Friday, Jan 26 › 9pm › $5
ST. VITUS DANCE CLUB: P.A.N. (Perception As Narcotic) are a ragtag band of dancers and performance artists, their work founded in a mutual appreciation of butoh, their future never certain. When they go to Japan, P.A.N. (Pretty Art Numb) can generally be found in the company of a disshevelled young gentleman named Marron, who plays effects-laden guitar and flute in a curious little project called Dubmarronics. For Marron's part, he is rarely seen without his right-hand man DJ Daichi, a freak saint in the aristocracy of Okinawan disco house.
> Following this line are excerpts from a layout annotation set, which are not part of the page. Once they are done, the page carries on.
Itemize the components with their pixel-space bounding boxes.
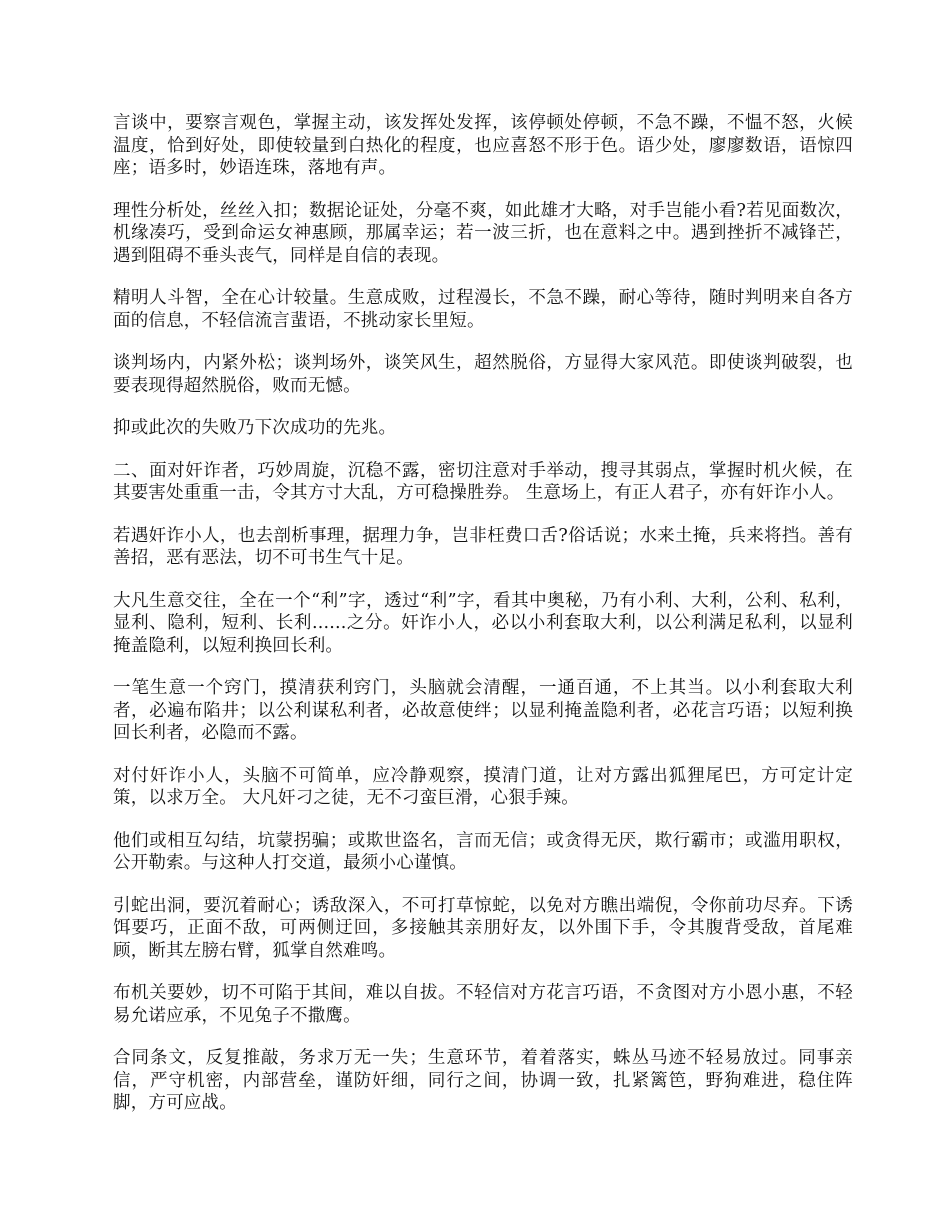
paragraph-4: 谈判场内，内紧外松；谈判场外，谈笑风生，超然脱俗，方显得大家风范。即使谈判破裂，也要表现得超然脱俗，败而无憾。	[113, 353, 853, 396]
paragraph-14: 合同条文，反复推敲，务求万无一失；生意环节，着着落实，蛛丛马迹不轻易放过。同事亲信，严守机密，内部营垒，谨防奸细，同行之间，协调一致，扎紧篱笆，野狗难进，稳住阵脚，方可应战。	[113, 1048, 853, 1113]
paragraph-11: 他们或相互勾结，坑蒙拐骗；或欺世盗名，言而无信；或贪得无厌，欺行霸市；或滥用职权，公开勒索。与这种人打交道，最须小心谨慎。	[113, 830, 853, 873]
paragraph-12: 引蛇出洞，要沉着耐心；诱敌深入，不可打草惊蛇，以免对方瞧出端倪，令你前功尽弃。下诱饵要巧，正面不敌，可两侧迂回，多接触其亲朋好友，以外围下手，令其腹背受敌，首尾难顾，断其左膀右臂，狐掌自然难鸣。	[113, 895, 853, 961]
paragraph-6: 二、面对奸诈者，巧妙周旋，沉稳不露，密切注意对手举动，搜寻其弱点，掌握时机火候，在其要害处重重一击，令其方寸大乱，方可稳操胜券。 生意场上，有正人君子，亦有奸诈小人。	[113, 460, 853, 503]
paragraph-7: 若遇奸诈小人，也去剖析事理，据理力争，岂非枉费口舌?俗话说；水来土掩，兵来将挡。善有善招，恶有恶法，切不可书生气十足。	[113, 525, 853, 568]
paragraph-9: 一笔生意一个窍门，摸清获利窍门，头脑就会清醒，一通百通，不上其当。以小利套取大利者，必遍布陷井；以公利谋私利者，必故意使绊；以显利掩盖隐利者，必花言巧语；以短利换回长利者，必隐而不露。	[113, 678, 853, 743]
paragraph-13: 布机关要妙，切不可陷于其间，难以自拔。不轻信对方花言巧语，不贪图对方小恩小惠，不轻易允诺应承，不见兔子不撒鹰。	[113, 983, 853, 1026]
document-body	[113, 112, 853, 1135]
paragraph-8: 大凡生意交往，全在一个“利”字，透过“利”字，看其中奥秘，乃有小利、大利，公利、私利，显利、隐利，短利、长利......之分。奸诈小人，必以小利套取大利，以公利满足私利，以显利掩盖隐利，以短利换回长利。	[113, 590, 853, 656]
paragraph-5: 抑或此次的失败乃下次成功的先兆。	[113, 418, 397, 438]
paragraph-3: 精明人斗智，全在心计较量。生意成败，过程漫长，不急不躁，耐心等待，随时判明来自各方面的信息，不轻信流言蜚语，不挑动家长里短。	[113, 288, 853, 331]
paragraph-2: 理性分析处，丝丝入扣；数据论证处，分毫不爽，如此雄才大略，对手岂能小看?若见面数次，机缘凑巧，受到命运女神惠顾，那属幸运；若一波三折，也在意料之中。遇到挫折不减锋芒，遇到阻碍不垂头丧气，同样是自信的表现。	[113, 200, 853, 266]
paragraph-10: 对付奸诈小人，头脑不可简单，应冷静观察，摸清门道，让对方露出狐狸尾巴，方可定计定策，以求万全。 大凡奸刁之徒，无不刁蛮巨滑，心狠手辣。	[113, 765, 853, 808]
paragraph-1: 言谈中，要察言观色，掌握主动，该发挥处发挥，该停顿处停顿，不急不躁，不愠不怒，火候温度，恰到好处，即使较量到白热化的程度，也应喜怒不形于色。语少处，廖廖数语，语惊四座；语多时，妙语连珠，落地有声。	[113, 113, 853, 178]
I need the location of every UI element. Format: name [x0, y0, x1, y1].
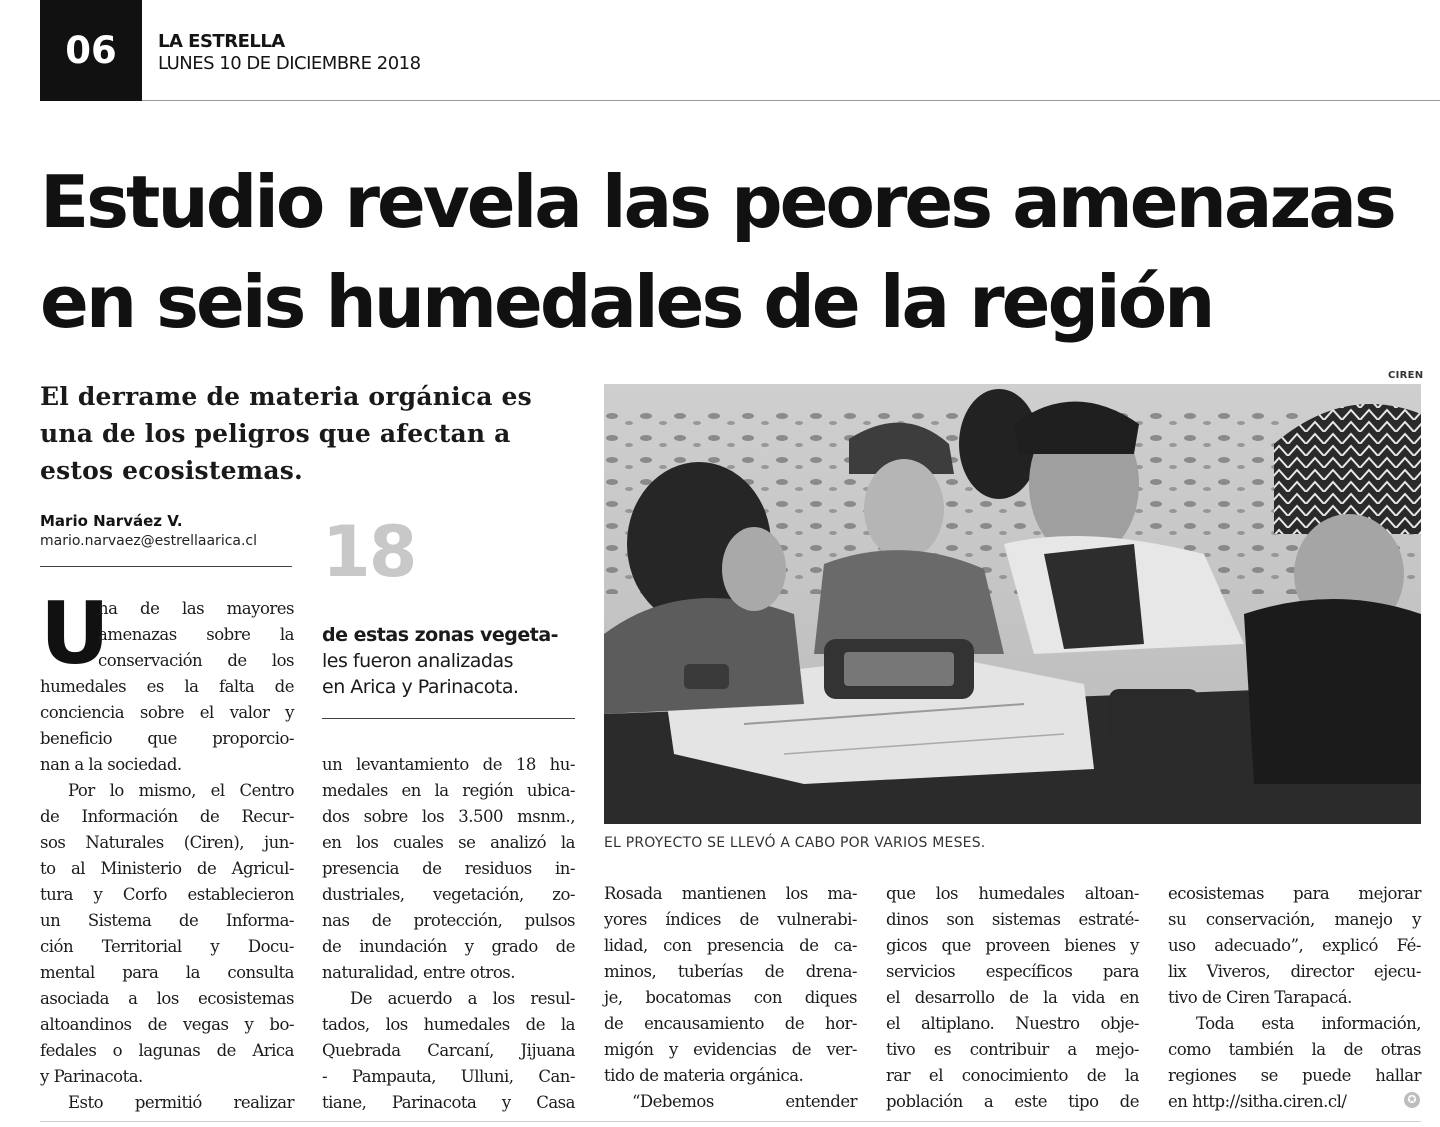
- drop-cap: U: [40, 584, 110, 684]
- body-line: tiane, Parinacota y Casa: [322, 1093, 575, 1112]
- body-line: fedales o lagunas de Arica: [40, 1041, 294, 1060]
- body-line: beneficio que proporcio-: [40, 729, 294, 748]
- body-line: ecosistemas para mejorar: [1168, 884, 1421, 903]
- body-line: de inundación y grado de: [322, 937, 575, 956]
- body-line: el desarrollo de la vida en: [886, 988, 1139, 1007]
- body-line: sos Naturales (Ciren), jun-: [40, 833, 294, 852]
- body-line: como también la de otras: [1168, 1040, 1421, 1059]
- body-line: servicios específicos para: [886, 962, 1139, 981]
- body-line: uso adecuado”, explicó Fé-: [1168, 936, 1421, 955]
- headline-line-2: en seis humedales de la región: [40, 260, 1213, 344]
- body-line: lidad, con presencia de ca-: [604, 936, 857, 955]
- body-line: de encausamiento de hor-: [604, 1014, 857, 1033]
- body-column-4: [886, 881, 1139, 1115]
- body-line: mental para la consulta: [40, 963, 294, 982]
- article-headline: [40, 152, 1440, 352]
- body-column-3: [604, 881, 857, 1115]
- body-line: dinos son sistemas estraté-: [886, 910, 1139, 929]
- body-line: Rosada mantienen los ma-: [604, 884, 857, 903]
- stat-divider: [322, 718, 575, 719]
- body-line: De acuerdo a los resul-: [350, 989, 575, 1008]
- body-line: minos, tuberías de drena-: [604, 962, 857, 981]
- body-line: amenazas sobre la: [98, 625, 294, 644]
- stat-line-1: de estas zonas vegeta-: [322, 624, 559, 646]
- body-line: que los humedales altoan-: [886, 884, 1139, 903]
- deck-line-2: una de los peligros que afectan a: [40, 419, 511, 448]
- body-line: tados, los humedales de la: [322, 1015, 575, 1034]
- body-line: dos sobre los 3.500 msnm.,: [322, 807, 575, 826]
- author-email[interactable]: mario.narvaez@estrellaarica.cl: [40, 533, 258, 549]
- body-column-2: [322, 752, 575, 1116]
- body-line: nan a la sociedad.: [40, 755, 182, 774]
- body-line: na de las mayores: [98, 599, 294, 618]
- body-line: conciencia sobre el valor y: [40, 703, 294, 722]
- body-line: ción Territorial y Docu-: [40, 937, 294, 956]
- body-line: je, bocatomas con diques: [604, 988, 857, 1007]
- body-line: - Pampauta, Ulluni, Can-: [322, 1067, 575, 1086]
- body-line: conservación de los: [98, 651, 294, 670]
- newspaper-name: LA ESTRELLA: [158, 31, 285, 52]
- photo-caption: EL PROYECTO SE LLEVÓ A CABO POR VARIOS MESES.: [604, 835, 986, 851]
- body-line: y Parinacota.: [40, 1067, 143, 1086]
- body-line: regiones se puede hallar: [1168, 1066, 1421, 1085]
- body-line: su conservación, manejo y: [1168, 910, 1421, 929]
- body-line: Toda esta información,: [1196, 1014, 1421, 1033]
- body-line: Quebrada Carcaní, Jijuana: [322, 1041, 575, 1060]
- body-line: población a este tipo de: [886, 1092, 1139, 1111]
- deck-line-1: El derrame de materia orgánica es: [40, 382, 532, 411]
- body-line: tivo de Ciren Tarapacá.: [1168, 988, 1352, 1007]
- deck-line-3: estos ecosistemas.: [40, 456, 303, 485]
- stat-line-3: en Arica y Parinacota.: [322, 676, 519, 698]
- article-photo: [604, 384, 1421, 824]
- body-line: dustriales, vegetación, zo-: [322, 885, 575, 904]
- body-line: un Sistema de Informa-: [40, 911, 294, 930]
- body-line: un levantamiento de 18 hu-: [322, 755, 575, 774]
- stat-description: [322, 622, 558, 700]
- issue-date: LUNES 10 DE DICIEMBRE 2018: [158, 53, 421, 74]
- body-line: gicos que proveen bienes y: [886, 936, 1139, 955]
- byline-divider: [40, 566, 292, 567]
- body-line: asociada a los ecosistemas: [40, 989, 294, 1008]
- body-line: yores índices de vulnerabi-: [604, 910, 857, 929]
- body-line: tura y Corfo establecieron: [40, 885, 294, 904]
- body-line: migón y evidencias de ver-: [604, 1040, 857, 1059]
- article-end-icon: ✪: [1404, 1092, 1420, 1108]
- body-line: tido de materia orgánica.: [604, 1066, 804, 1085]
- body-line: “Debemos entender: [632, 1092, 857, 1111]
- body-line: de Información de Recur-: [40, 807, 294, 826]
- body-column-5: [1168, 881, 1421, 1115]
- body-line: en los cuales se analizó la: [322, 833, 575, 852]
- body-line: to al Ministerio de Agricul-: [40, 859, 294, 878]
- stat-line-2: les fueron analizadas: [322, 650, 514, 672]
- headline-line-1: Estudio revela las peores amenazas: [40, 160, 1394, 244]
- stat-number: 18: [322, 511, 416, 593]
- body-column-1: [40, 584, 294, 1116]
- body-line: naturalidad, entre otros.: [322, 963, 515, 982]
- masthead-divider: [142, 100, 1440, 101]
- article-deck: [40, 378, 600, 489]
- body-line: presencia de residuos in-: [322, 859, 575, 878]
- body-line: nas de protección, pulsos: [322, 911, 575, 930]
- author-name: Mario Narváez V.: [40, 512, 183, 530]
- body-line[interactable]: en http://sitha.ciren.cl/: [1168, 1092, 1347, 1111]
- body-line: tivo es contribuir a mejo-: [886, 1040, 1139, 1059]
- page-number: 06: [40, 0, 142, 101]
- body-line: altoandinos de vegas y bo-: [40, 1015, 294, 1034]
- body-line: lix Viveros, director ejecu-: [1168, 962, 1421, 981]
- body-line: Esto permitió realizar: [68, 1093, 294, 1112]
- body-line: rar el conocimiento de la: [886, 1066, 1139, 1085]
- body-line: humedales es la falta de: [40, 677, 294, 696]
- photo-credit: CIREN: [1388, 370, 1424, 381]
- body-line: Por lo mismo, el Centro: [68, 781, 294, 800]
- body-line: el altiplano. Nuestro obje-: [886, 1014, 1139, 1033]
- page-bottom-divider: [40, 1121, 1421, 1122]
- body-line: medales en la región ubica-: [322, 781, 575, 800]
Indeed. St. Vitus Dance Club is expanding its scope to include the Far East, bringing post-asiatic dancers and their genuinely Japanese cronies together for the first time in the States, all for the benefit of your own two feet. And we'll line up a couple of local turntablists just in case our guests of honor get tired.
PAN is an art & performance collaborative team creating dance, theater, installations, and video works. Founded in 1999, this Seattle-based company presents contemporary, integrated works in galleries, museums, theaters, alternative spaces, dance clubs, rock shows, cafes, bars, parks, 'raves', site-specific works, street demonstrations, and festivals. The projects are largely inspired by the seminal dance movement of Butoh as well as drawing on sources ranging from Surrealism to Punk. Notable events include presentations at Kyoyuk Munhwa Hoekwan Theater (Seoul, South Korea); Loveless (Tokyo, Japan); K.D. Japon (Nagoya, Japan); Cafe Independants (Kyoto, Japan); San Francisco Butoh Festival; Bellevue Art Museum; Burningman Festival (Black Rock City, NV); in Portland, OR at Disjecta Gallery, Center Space, Medicine Hat Gallery, enterACTIVE Language Arts Festival 2002-5; in Seattle at Seattle Art Museum, Seattle Asian Art Museum, Seattle International Butoh Festival at On The Boards, Experience Music Project, Showbox Theater, CoCA - Center on Contemporary Art, Vital 5 Gallery, Consolidated Works, the Kalakala, VERA Project, and during protests against the WTO in 1999. The ensemble has also supported community-based projects by performing at benefits for the Kalakala Foundation, Fuse Foundation, Home Alive, Good Shepard Center, TASVEER, Secluded Alley Works, Stronghold Collective, Allied Arts, KBCS, and Mumia Abu-Jamal.
PAN is known for presenting multidisciplinary works that are 'radical' and experimental in nature—combining elements of performance, 'happening', visual art, design, video projections, music / sound / text, and interactivity. The central focus of the group is the human body, and its relationship to architecture, media, and the environment. This emerging ensemble has presented over 30 works as well as producing an annual large-scale, all-ages, multi-media event. Major work includes "Vermillion. Violet", a full-evening dance/theater work that explores the process of 'bruising'; through movement, music, and text. "Art Model 01", an interactive performance installation examining the process of art production by recreating a studio figure drawing session. "PAN-LAB Industries", a month exhibit of an installation designed as a pharmaceutical company with marketing products, merchandise, and commercials on display. "Crosspollination", an ongoing film/video and performance project exploring the animal/human connection, and the process of transformation. As a presenting organization, PAN has produced "Butoh-A-Go-Go" at the Fremont UnConventional Center, "Solstice" at Consolidated Works, "Pan-O-Rama" at the Jem Arts Center, and co-produced the 2000 Seattle International Butoh Festival at On The Boards—which invited artists from Tokyo, Sapporo, Stockholm, Toronto, San Francisco, Austin, and the Northwest for 11 days of workshops, performances, and a lecture / demonstration.